Murine intranasal and intracerebral challenge assays have been validated and used to demonstrate the protection of pertussis vaccine for many years [30–32]. The results obtained from the intranasal and intracerebral
challenge tests strongly suggest that rPrn functions as a protective antigen. These observations are consistent with previous reports that a click here higher Th1-type response was associated with a stronger level of protection against B. pertussis [29]. In this study, the bacterial loads were only evaluated on day 7 in lungs of the mince after the www.selleckchem.com/products/prn1371.html intranasal challenge. However, a time course of infection would probably provide more information on the protective properties of the proteins studied. So far, twelve, two and four different variants have been reported in Prn, Fim2 and Fim3, respectively [17, 18, 33]. At present, the prevalent allele combinations of B. pertussis isolates are prn2/fim3B [18]. The
strains used in this study and the strains used for vaccine production are prn1/fim3A or prn6/fim3A. As the difference occurred between B. pertussis vaccine strains and circulating isolates in many countries [16–18, 33], it has been proposed that the strain variation may have effect on the vaccine efficacy [16]. In this case, engineering strategies will remedy antigenic shifts by performing genetic mutation on the antigen encoding genes, which is an advantage of using recombinant proteins compared with the ones purified from B. pertussis. Because of the similarity in the molecular weight, it is extremely difficult to purify separately Fim2 and Fim3 proteins Pregnenolone ABT-263 purchase from B. pertussis. Therefore, antibody responses against Fim2
or Fim3 were only measured in ELISA using a mixture of Fim2 and Fim3 proteins as coating antigen in clinical vaccine trials [8, 34]. The exact role of Fim2 and Fim3 in protection against pertussis is not fully known. In this study, recombinant Fim2 and Fim3 were expressed and purified separately. For the first times, their functions in protection against pertussis were assessed separately in mice model.

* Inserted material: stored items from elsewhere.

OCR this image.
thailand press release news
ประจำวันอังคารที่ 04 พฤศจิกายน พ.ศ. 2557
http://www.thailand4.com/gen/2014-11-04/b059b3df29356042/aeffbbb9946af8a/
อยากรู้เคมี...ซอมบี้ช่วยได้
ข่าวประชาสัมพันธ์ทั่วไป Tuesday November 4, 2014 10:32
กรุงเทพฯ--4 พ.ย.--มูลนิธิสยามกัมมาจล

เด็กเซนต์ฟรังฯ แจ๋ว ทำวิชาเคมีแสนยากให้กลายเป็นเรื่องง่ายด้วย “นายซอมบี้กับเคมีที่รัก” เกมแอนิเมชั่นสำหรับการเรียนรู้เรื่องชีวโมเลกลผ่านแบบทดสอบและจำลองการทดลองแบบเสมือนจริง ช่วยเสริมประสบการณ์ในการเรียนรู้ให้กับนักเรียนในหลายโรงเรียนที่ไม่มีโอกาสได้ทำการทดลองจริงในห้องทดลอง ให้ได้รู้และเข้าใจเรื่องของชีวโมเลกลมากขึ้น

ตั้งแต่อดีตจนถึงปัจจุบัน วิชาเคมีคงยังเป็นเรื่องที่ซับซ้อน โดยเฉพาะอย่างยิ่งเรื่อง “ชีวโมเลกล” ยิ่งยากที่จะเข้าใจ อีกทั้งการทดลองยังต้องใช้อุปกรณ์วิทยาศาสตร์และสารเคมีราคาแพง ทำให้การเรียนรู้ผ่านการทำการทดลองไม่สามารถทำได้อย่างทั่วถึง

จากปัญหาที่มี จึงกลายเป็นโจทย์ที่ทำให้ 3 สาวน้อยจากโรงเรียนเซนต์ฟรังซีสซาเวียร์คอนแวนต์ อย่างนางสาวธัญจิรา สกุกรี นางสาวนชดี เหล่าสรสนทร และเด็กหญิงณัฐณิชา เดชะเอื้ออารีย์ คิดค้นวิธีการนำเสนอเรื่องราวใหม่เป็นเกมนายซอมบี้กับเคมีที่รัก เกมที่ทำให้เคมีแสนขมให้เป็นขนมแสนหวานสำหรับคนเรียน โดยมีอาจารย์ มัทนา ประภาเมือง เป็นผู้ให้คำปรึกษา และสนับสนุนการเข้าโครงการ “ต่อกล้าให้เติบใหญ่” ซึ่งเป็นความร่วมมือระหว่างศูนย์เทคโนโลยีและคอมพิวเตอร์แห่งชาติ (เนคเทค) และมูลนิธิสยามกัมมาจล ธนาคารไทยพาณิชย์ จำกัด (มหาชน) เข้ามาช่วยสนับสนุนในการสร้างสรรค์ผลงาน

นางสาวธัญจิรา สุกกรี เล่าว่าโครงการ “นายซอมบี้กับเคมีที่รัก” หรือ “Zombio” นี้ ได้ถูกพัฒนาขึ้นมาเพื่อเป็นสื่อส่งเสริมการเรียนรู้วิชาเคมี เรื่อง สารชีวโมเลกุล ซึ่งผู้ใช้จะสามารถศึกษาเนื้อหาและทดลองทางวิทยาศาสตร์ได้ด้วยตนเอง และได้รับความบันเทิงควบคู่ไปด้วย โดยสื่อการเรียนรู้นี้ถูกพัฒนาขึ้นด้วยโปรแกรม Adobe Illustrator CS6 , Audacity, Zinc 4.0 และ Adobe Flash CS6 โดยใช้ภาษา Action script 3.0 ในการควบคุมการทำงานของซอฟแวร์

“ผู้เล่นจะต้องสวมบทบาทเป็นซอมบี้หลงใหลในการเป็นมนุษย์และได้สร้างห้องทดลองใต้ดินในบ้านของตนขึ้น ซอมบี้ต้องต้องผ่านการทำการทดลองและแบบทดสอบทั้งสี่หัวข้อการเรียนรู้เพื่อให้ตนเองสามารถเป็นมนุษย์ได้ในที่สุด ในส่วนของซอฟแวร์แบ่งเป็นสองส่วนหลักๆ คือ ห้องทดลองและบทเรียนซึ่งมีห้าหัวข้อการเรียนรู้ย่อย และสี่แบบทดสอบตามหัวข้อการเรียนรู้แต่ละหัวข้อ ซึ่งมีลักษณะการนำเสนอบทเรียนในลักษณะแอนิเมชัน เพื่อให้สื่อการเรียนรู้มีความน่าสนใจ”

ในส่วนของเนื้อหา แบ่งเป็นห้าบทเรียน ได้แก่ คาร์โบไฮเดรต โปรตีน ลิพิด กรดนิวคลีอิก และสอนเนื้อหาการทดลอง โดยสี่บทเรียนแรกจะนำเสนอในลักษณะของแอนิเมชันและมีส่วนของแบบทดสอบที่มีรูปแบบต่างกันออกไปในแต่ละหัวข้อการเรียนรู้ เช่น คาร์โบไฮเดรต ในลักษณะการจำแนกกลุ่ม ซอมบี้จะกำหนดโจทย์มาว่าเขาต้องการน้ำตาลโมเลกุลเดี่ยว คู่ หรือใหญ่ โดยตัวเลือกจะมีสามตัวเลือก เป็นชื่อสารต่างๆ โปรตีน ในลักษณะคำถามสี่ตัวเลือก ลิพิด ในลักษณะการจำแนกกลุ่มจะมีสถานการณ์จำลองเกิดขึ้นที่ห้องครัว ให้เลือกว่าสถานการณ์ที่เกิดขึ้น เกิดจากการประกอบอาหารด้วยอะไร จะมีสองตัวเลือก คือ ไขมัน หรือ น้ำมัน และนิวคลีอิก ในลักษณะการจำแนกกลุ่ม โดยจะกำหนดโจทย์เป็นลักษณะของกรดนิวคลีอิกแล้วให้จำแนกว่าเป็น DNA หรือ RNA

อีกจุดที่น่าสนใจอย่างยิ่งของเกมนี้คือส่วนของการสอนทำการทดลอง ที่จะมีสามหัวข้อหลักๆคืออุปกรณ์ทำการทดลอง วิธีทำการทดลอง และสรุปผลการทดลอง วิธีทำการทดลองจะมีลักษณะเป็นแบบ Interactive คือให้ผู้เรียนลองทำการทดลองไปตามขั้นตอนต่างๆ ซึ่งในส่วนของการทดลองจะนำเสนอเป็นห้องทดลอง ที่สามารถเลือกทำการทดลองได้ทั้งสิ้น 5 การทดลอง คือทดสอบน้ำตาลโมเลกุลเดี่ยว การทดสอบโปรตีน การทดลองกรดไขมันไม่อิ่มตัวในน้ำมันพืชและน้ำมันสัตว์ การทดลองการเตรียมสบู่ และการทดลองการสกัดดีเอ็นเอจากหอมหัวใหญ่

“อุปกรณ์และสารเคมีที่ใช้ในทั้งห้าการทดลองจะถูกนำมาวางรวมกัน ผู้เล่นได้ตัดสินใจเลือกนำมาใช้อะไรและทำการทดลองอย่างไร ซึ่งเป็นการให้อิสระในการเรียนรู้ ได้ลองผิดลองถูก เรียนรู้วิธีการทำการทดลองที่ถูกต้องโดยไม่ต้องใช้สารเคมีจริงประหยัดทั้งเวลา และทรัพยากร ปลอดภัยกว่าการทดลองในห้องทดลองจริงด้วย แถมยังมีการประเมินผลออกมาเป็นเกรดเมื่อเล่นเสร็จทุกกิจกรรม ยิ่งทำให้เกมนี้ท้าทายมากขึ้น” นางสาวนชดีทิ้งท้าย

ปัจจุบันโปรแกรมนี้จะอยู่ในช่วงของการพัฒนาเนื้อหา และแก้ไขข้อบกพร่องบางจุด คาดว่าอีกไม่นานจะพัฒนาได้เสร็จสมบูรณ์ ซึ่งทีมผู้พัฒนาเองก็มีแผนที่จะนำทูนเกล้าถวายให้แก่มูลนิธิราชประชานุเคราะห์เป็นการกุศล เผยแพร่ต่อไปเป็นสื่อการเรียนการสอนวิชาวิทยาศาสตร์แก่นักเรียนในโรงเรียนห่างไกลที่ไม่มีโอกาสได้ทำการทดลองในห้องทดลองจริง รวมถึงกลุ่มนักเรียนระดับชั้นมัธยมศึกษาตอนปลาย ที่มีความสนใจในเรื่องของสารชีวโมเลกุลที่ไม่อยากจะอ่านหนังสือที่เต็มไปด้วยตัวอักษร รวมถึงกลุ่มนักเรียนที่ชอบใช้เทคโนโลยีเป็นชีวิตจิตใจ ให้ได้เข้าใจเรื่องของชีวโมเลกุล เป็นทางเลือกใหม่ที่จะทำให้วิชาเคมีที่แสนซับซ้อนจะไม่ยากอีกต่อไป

The study demonstrated that higher antibody titres and cellular immune response characteristic of increased production of IL-2 were induced in mice immunized with rFim2 and rFim3. Although monoclonal anti-Fim2 and anti-Fim3 antibodies were used in the study, it remains to be shown whether there is cross-reacting response between Fim2 and Fim3. It is known that IL-2, TNF-α and IFN-γ are characteristic cytokines for Th1 response, and IL-4 and IL-10 for Th2 response [29]. In this study, we have only measured serum concentrations of IL-2, TNF-α and IL-4. It is interesting to study concentrations of other cytokines such as IFN-γ in sera collected from mice after immunization and infection. Further, serum IL-4 was not measurable in all mice tested in this study.